Percorrer a costa ocidental portuguesa é uma das grandes viagens que se podem fazer na Europa. É um trajecto pleno de sonho e sobressalto, como um poema.
A diversidade do país revela-se na longitude. O litoral é uma sequência de súmulas, a babugem dos imensos corredores que atravessam a península, para desaguar no Atlântico em forma de âmbar, de pérola ou de lágrima.
Cada praia é muito mais do que si própria. Representa centenas de quilómetros de interior, e todos os que, vivendo longe, podem, e querem, dizer: “Esta é a minha praia”.

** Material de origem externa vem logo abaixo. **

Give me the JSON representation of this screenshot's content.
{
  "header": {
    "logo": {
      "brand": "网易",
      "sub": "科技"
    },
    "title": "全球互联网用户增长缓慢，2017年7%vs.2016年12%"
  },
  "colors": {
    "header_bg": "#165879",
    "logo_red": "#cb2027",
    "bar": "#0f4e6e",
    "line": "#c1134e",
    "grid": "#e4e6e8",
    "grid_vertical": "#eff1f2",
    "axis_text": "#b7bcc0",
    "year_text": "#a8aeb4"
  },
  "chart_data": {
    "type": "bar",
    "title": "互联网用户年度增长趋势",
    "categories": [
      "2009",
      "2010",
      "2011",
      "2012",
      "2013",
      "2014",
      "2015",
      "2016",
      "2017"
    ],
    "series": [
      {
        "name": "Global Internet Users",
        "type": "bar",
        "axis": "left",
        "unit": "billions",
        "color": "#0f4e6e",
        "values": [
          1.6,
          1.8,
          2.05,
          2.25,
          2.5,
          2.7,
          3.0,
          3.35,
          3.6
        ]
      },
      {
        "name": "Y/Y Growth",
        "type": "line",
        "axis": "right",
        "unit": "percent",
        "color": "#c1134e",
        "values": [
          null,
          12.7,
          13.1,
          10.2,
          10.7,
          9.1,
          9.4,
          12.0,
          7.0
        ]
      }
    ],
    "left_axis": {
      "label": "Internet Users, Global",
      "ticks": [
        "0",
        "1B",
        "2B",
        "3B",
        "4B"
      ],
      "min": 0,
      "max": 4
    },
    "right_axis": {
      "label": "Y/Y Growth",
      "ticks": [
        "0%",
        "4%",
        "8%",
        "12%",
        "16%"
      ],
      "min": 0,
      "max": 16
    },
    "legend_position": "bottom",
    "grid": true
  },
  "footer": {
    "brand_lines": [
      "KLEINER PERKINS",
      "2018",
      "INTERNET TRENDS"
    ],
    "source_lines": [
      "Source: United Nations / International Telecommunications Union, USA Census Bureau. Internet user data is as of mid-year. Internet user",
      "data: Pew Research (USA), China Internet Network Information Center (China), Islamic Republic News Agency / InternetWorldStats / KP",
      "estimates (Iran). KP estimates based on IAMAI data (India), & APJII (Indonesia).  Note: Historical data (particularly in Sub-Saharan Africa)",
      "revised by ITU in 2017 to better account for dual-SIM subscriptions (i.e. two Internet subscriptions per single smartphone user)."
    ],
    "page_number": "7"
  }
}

Por isso cada cenário é completo, cheio, perfeito, e ainda uma projecção, uma metáfora. A sua rápida sucessão provoca a vertigem.
Depois de São Jacinto, pode atravessar-se o canal no velho ferry Cale de Aveiro (com a moto ou o carro) até ao Forte da Barra, e daí seguir pela estrada florestal até à Praia de Mira, depois Quiaios, Buarcos e Figueira da Foz. Entre Mira e a Tocha, a estrada avança entre pinheiros, que protegem uma zona de dunas, até à praia, quase sempre deserta. Não se avista o mar. Para a verdadeira experiência de voar sobre o oceano, é preciso virar a Oeste depois das dunas de Cantanhede e das dunas de Quiaios, em direcção à Praia de Quiaios e à Serra da Boa Viagem, pela rua do Farol Novo, e daí prosseguir para Buarcos, retomando a Nacional 109, até à Figueira.
Então, depois de atravessar a ponte sobre o Mondego, toma-se, por poucos quilómetros, a N109 em direcção a Leiria, até cortar à direita para apanhar a Estrada Atlântica. Aqui, sim, paira-se sobre o azul, passando Pedrógão, Vieira, São Pedro de Moel, Nazaré.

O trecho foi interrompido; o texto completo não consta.